The students are divided into small groups (4 - 7 per workstation). Each workstation has a tiered approach to acquiring competence or skill. This includes four phases:

• Preparatory phase of knowledge acquisition by syllabus and multimedia training (i.e. to know why and how);

• Training phase, under supervision (to show how);

• Evaluation phase, completed alone, and

• Repetition phase until student has sufficient mastery of the skill.

 

Within the evaluation phase, positive reinforcement techniques are utilised: i.e. “What was done well?” and “What can be improved?”

 

Reality Check

In the first years of study, medicine is not unlike other higher-learning courses, but as is often discussed; not all would-be physicians are well suited for the field. One of the important benefits of the hands-on curriculum is that students have the opportunity early on in their training to experience the realities of healthcare in practice and often they discover whether or not to have the required skills and personal characteristics for the future profession.
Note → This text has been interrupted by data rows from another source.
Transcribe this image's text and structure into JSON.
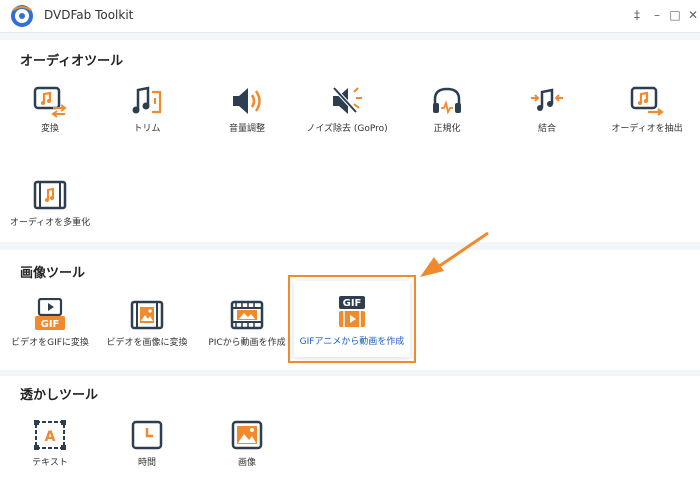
{
  "window": {
    "title": "DVDFab Toolkit",
    "controls": [
      "‡",
      "–",
      "□",
      "✕"
    ]
  },
  "colors": {
    "accent": "#f08a2c",
    "icon_dark": "#2c3e50",
    "active_text": "#1a5fc0"
  },
  "audio": {
    "title": "オーディオツール",
    "tools": [
      {
        "label": "変換",
        "icon": "audio-convert-icon"
      },
      {
        "label": "トリム",
        "icon": "audio-trim-icon"
      },
      {
        "label": "音量調整",
        "icon": "volume-icon"
      },
      {
        "label": "ノイズ除去 (GoPro)",
        "icon": "noise-removal-icon"
      },
      {
        "label": "正規化",
        "icon": "normalize-icon"
      },
      {
        "label": "結合",
        "icon": "merge-icon"
      },
      {
        "label": "オーディオを抽出",
        "icon": "extract-audio-icon"
      },
      {
        "label": "オーディオを多重化",
        "icon": "multiplex-audio-icon"
      }
    ]
  },
  "image": {
    "title": "画像ツール",
    "tools": [
      {
        "label": "ビデオをGIFに変換",
        "icon": "video-to-gif-icon"
      },
      {
        "label": "ビデオを画像に変換",
        "icon": "video-to-image-icon"
      },
      {
        "label": "PICから動画を作成",
        "icon": "pic-to-video-icon"
      },
      {
        "label": "GIFアニメから動画を作成",
        "icon": "gif-to-video-icon"
      }
    ],
    "gif_text": "GIF"
  },
  "watermark": {
    "title": "透かしツール",
    "tools": [
      {
        "label": "テキスト",
        "icon": "text-watermark-icon"
      },
      {
        "label": "時間",
        "icon": "time-watermark-icon"
      },
      {
        "label": "画像",
        "icon": "image-watermark-icon"
      }
    ],
    "text_glyph": "A"
  }
}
In addition, garnering an early, clear perception of how healthcare professionals work, provides students with attuned goals and a good insight into their work, and allows for early theoretical insights that may be useful later on in their medical career.

 

Facility

The skills lab is also utilised by other programmes of the Faculty of Medicine and Pharmacy and the VUB (e.g. IDLO, physiotherapy, etc.), as well as Erasmus University (nursing and midwifery training), the University Hospital Brussels (airway management and ventilation techniques, basic and advanced life support, training for updates of guidelines, etc.) and industry (e.g. ventilation workshops are temporarily made available to industry partners who are interested in a training simulation environment).

 

Materials

The skills and simulation center is equipped with high technology modules, software and simulation equipment. Maintenance is done by the users and instructors and on an annual basis through a maintenance contract with suppliers. The scenarios and learning objectives for each workstation are written in a syllabus and are also available in video / DVD the skills lab so that students can readdress any issues they encounter in their initial training.